The SMRs sounds like a better alternative to Peter Dutton’s plan to send Australia even more indebted with five large reactors that would cost approximately $ 600 billion. They would be built on the sites of five current coal centrals: Liddell and Mount Piper in NSW, Tarong and Callide in Queensland, and Loy Yang in Victoria.
However, the coalition proposes SMR at the North power station in South Australia and the Muja power plant in Western Australia. Why not other locations?
A great advantage of the SMR over large reactors is that the prefabricated SMRs units can be manufactured and then sent and installed on the site, which makes them more affordable to build than large energy reactors, which can face construction delays and large explosions of costs.
According to the Atomic Agency Atomic Energy Agency, SMR, by contrast, offers savings in the cost and construction time, and can be deployed incremental to coincide with the growing demand for energy.
The base army should have included wind farms in their spiel because they share the same basic problem as solar farms: low energy density.
As US activists pointed out, a single SMR can feed an entire city in a fraction of the land required for a solar farm. For example, the SMR of 300 megawatts requires less than 10 acres, while a solar farm that generates the same production requires more than 2000 acres, land that could be used for agriculture, housing or industry.
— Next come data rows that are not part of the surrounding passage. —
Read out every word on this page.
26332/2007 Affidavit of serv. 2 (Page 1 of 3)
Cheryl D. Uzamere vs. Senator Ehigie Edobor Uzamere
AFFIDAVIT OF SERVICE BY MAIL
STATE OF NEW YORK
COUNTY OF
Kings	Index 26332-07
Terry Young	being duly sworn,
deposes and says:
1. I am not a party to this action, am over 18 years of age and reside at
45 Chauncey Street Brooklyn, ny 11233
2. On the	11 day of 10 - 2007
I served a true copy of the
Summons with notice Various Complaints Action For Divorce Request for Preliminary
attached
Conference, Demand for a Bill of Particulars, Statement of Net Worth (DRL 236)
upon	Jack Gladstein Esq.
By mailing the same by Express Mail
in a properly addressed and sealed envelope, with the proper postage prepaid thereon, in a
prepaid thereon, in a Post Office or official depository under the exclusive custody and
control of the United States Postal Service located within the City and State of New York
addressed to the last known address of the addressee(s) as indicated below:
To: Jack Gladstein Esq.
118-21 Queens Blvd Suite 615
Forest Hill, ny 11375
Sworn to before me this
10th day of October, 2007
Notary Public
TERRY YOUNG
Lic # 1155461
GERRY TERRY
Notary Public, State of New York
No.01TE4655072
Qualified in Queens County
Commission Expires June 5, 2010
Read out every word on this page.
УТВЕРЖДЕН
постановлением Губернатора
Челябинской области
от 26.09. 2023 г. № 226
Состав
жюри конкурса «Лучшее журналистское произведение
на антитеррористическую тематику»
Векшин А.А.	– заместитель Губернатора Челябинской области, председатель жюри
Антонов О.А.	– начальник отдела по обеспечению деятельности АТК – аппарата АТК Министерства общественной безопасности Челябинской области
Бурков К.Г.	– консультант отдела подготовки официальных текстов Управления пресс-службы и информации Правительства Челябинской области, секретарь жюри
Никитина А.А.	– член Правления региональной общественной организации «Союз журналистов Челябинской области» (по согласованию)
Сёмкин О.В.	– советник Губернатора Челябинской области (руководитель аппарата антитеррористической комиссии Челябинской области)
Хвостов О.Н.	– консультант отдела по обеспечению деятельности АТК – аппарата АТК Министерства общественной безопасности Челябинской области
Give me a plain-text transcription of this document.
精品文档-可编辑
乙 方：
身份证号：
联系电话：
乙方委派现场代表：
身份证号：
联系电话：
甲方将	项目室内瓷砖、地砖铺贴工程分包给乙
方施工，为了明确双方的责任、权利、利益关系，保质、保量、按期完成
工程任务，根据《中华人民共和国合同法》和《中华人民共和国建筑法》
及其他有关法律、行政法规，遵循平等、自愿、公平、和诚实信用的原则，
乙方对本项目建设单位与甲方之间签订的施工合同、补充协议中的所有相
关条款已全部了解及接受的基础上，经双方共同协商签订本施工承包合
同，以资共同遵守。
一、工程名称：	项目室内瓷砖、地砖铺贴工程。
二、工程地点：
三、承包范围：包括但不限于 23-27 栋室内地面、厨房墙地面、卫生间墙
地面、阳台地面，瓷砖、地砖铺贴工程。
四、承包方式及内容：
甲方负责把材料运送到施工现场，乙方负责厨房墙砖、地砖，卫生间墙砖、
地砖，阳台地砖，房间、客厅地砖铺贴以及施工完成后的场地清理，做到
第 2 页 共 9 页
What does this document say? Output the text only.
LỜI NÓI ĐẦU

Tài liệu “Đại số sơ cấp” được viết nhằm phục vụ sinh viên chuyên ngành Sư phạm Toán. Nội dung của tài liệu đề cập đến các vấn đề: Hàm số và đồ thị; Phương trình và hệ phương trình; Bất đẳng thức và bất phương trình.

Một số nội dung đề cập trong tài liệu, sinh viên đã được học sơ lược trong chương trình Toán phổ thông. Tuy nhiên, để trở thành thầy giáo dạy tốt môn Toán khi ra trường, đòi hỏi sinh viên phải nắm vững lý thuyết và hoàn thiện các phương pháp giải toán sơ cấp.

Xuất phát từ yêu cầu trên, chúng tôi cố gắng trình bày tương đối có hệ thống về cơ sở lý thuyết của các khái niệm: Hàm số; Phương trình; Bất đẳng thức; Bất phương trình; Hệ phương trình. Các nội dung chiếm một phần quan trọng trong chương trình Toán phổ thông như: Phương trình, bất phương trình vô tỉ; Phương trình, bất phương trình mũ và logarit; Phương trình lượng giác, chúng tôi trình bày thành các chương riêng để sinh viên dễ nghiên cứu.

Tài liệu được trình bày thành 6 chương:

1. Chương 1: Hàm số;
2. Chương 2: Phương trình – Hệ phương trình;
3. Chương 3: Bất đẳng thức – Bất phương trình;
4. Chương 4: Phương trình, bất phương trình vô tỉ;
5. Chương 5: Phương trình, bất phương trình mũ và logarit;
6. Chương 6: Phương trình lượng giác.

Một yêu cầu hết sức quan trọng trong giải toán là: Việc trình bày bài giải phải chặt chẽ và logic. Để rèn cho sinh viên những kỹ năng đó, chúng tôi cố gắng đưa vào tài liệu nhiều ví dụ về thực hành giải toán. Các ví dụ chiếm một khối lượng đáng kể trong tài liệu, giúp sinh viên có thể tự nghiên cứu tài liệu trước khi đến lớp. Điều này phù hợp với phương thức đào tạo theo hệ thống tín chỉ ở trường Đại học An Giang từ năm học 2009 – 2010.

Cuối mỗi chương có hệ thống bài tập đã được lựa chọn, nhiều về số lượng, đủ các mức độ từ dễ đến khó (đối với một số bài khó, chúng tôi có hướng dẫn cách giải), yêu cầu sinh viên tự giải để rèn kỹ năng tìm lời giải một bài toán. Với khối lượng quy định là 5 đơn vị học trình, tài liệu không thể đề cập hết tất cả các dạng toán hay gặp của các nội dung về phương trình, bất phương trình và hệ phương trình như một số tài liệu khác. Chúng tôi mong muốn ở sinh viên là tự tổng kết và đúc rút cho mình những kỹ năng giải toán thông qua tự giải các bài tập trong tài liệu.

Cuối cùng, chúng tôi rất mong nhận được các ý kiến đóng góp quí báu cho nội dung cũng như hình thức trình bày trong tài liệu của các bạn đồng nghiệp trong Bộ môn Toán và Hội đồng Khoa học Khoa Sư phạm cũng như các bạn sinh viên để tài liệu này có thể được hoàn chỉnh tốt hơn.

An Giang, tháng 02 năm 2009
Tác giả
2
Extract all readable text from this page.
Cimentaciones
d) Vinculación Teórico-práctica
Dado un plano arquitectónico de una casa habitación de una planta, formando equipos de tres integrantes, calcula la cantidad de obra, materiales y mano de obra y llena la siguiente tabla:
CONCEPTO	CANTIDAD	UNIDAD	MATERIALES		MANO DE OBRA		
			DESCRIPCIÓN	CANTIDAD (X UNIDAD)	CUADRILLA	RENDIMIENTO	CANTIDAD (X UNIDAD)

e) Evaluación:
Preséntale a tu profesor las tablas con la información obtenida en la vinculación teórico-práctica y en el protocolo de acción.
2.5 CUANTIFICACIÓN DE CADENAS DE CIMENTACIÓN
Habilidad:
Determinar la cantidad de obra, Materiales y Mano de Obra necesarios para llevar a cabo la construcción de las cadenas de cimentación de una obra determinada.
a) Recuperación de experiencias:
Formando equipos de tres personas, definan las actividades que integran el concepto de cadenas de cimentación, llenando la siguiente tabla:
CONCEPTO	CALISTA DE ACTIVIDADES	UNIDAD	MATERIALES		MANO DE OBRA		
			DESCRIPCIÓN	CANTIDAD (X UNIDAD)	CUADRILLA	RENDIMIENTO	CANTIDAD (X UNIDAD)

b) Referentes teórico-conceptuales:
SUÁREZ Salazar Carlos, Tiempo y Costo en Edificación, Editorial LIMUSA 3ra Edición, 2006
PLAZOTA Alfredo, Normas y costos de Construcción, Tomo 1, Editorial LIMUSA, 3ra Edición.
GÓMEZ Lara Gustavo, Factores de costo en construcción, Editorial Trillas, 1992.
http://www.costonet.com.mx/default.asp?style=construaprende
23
Unlike “impeliacs”, SMRs provide consistent energy 24 × 7. As we know, solar panels stop producing the moment the sun is put on, which forces the dependence on the storage of expensive and inefficient batteries, complicated heat storage systems or fuels of backrest fossil. Meanwhile, SMR offers rain or thunder of constant and uninterrupted energy day or night.
It is common sense, which seems beyond the current bureaucracies in Canberra and state capitals.
If carbon dioxide is considered a problem (which is not), economic planners can give the warm diffuse when knowing that SMR generates energy without producing CO₂ emissions and does not require the massive mining operations necessary for solar panels, which depend on rare earth metals from places like China.
Unlike solar panels, which have a useful life of 20-30 years and create mountains of toxic waste, SMRs can operate for decades with minimal waste and zero dependence on foreign supply chains.
As mentioned above, the issue of energy density, that is, how many homes can be fed by a certain unit of energy, a fuel load in an SMR can provide years of energy, while solar panels must be maintained, cleaned and replaced constantly.
The SMRs also continue to work when the extreme weather, such as snow storms or cyclones, and solar panels and wind turbines become useless.
“SMRs are not just a better energy solution; they are the only realistic path towards long -term independence and energy stability,” says the base army.
“If the United States (Read Australia) wants energy security, environmental responsibility and economic prosperity, we need nuclear innovation, not solar fields that eat our lands and drain our resources.”